Cooking with cranberries
Cooking with cranberries

All about cranberry - Cranberry for all seasons


Look for plump, shiny, firm berries.


Cranberries have the advantage of keeping in the refrigerator for up to 2 months if they are not washed. They lend themselves very well to freezing, with no preparation required.


Because of their texture and sourness, it’s unusual for cranberries to be eaten raw; however they require little preparation.


A wonderful accompaniment to poultry, game and roasts.
A natural companion for orange and an excellent partner for blueberries and raspberries.
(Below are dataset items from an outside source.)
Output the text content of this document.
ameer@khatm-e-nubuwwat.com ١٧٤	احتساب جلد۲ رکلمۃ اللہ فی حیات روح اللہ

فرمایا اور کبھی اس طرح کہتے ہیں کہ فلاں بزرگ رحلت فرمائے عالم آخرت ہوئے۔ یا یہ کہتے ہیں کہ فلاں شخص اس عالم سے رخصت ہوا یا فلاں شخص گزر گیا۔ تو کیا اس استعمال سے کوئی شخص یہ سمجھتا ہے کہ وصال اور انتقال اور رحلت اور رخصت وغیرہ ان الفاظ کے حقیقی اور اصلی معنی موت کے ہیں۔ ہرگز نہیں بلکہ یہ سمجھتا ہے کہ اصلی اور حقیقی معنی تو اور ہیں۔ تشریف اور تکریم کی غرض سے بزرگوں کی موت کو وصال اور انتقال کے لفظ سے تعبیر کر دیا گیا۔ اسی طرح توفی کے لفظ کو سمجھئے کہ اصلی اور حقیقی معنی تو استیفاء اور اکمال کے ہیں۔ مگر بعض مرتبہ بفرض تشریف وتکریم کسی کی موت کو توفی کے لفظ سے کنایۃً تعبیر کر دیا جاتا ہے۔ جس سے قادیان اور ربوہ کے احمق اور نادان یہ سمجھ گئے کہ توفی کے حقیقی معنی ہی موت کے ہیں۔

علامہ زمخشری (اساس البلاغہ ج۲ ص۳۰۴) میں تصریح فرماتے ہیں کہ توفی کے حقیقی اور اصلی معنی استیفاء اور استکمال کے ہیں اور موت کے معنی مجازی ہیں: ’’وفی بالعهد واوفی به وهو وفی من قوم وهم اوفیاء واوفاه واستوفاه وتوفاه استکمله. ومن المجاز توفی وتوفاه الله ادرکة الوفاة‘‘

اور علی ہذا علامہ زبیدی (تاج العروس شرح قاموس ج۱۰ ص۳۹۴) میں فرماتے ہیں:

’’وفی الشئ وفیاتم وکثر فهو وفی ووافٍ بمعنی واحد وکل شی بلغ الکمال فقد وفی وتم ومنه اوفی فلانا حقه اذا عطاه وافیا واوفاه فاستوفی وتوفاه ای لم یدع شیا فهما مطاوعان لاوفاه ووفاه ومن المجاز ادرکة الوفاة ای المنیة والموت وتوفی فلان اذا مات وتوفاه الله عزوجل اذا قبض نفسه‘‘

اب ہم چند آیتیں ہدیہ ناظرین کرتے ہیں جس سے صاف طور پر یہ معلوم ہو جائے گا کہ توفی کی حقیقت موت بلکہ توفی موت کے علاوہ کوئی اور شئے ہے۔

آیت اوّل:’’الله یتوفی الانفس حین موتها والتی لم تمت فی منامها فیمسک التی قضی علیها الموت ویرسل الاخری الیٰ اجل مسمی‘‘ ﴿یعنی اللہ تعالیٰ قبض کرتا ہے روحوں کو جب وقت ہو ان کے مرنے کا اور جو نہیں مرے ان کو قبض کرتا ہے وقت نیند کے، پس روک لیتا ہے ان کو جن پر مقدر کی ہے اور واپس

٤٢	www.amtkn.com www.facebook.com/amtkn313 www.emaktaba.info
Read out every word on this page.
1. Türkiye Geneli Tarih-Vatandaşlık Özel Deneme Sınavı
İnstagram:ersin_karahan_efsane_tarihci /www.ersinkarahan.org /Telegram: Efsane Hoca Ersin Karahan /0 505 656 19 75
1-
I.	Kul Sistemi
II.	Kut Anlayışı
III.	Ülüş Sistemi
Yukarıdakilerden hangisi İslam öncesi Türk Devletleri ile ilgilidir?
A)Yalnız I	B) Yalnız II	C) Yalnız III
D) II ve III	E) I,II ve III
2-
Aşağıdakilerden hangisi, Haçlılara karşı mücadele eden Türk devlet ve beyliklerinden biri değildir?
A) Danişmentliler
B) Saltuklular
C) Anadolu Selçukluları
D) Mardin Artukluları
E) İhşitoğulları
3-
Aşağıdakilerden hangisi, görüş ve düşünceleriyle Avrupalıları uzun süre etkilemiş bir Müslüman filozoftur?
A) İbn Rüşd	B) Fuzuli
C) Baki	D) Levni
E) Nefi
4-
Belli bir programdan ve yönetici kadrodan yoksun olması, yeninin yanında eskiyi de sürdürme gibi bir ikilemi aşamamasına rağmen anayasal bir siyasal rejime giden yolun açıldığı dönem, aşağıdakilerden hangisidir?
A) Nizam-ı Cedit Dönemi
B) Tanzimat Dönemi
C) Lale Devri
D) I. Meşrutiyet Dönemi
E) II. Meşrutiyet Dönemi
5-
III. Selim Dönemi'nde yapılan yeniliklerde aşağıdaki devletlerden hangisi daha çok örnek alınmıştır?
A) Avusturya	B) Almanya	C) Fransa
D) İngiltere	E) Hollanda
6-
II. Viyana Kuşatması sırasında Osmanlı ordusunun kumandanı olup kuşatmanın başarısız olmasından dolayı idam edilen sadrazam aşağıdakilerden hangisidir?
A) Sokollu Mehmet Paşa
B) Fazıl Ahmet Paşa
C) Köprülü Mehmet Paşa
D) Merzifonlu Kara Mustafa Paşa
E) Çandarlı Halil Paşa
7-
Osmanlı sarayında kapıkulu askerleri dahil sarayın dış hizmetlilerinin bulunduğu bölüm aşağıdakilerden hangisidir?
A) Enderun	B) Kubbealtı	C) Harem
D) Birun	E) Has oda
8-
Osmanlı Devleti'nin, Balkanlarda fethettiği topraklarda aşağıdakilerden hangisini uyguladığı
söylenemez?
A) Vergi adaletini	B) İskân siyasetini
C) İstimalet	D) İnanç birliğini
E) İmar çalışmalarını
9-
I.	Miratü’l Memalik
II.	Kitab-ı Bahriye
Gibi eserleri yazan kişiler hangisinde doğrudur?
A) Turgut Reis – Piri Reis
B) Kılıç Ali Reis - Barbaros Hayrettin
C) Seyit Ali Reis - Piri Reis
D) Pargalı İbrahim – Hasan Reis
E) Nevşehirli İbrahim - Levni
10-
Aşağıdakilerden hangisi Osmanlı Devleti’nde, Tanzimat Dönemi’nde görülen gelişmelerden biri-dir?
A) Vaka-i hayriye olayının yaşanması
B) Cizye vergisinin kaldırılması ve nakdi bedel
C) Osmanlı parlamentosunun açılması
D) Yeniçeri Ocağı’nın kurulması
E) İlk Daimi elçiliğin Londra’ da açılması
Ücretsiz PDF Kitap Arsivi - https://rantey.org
Add them to the cooking juices of a roast or poultry 10 minutes before the end of the cooking time.

Cook them briefly with a little water or light syrup, just long enough for the berries to pop. They can then be reduced into marmalade, compote or jam, or added to terrines or chutneys.

They can also be tossed with sugar and left to exude their juice overnight before being added to desserts.

Dried cranberries can be used in any recipe in which you would use raisins (sauces for game, pastries, muffins, crumbles, cereals, salads, etc. )


Baked apples
Put a spoonful of cranberries, brown sugar and orange zest in the middle of the apple

In baking
Add cranberries to muffins or rich yeast breads with orange zest.

To glaze ham
Combine cranberry jelly with a little maple syrup to make a glaze for ham.

To glaze roast pork
Cook fresh cranberries with a little honey; add some soy sauce, sesame seeds and grated ginger; brush the roast with this mixture before putting in the oven.

To accompany game
Reduce 100 g cranberries, 100 ml maple syrup and the juice of a lemon; blend into some veal stock.

Add to onion compote and serve with duck terrine.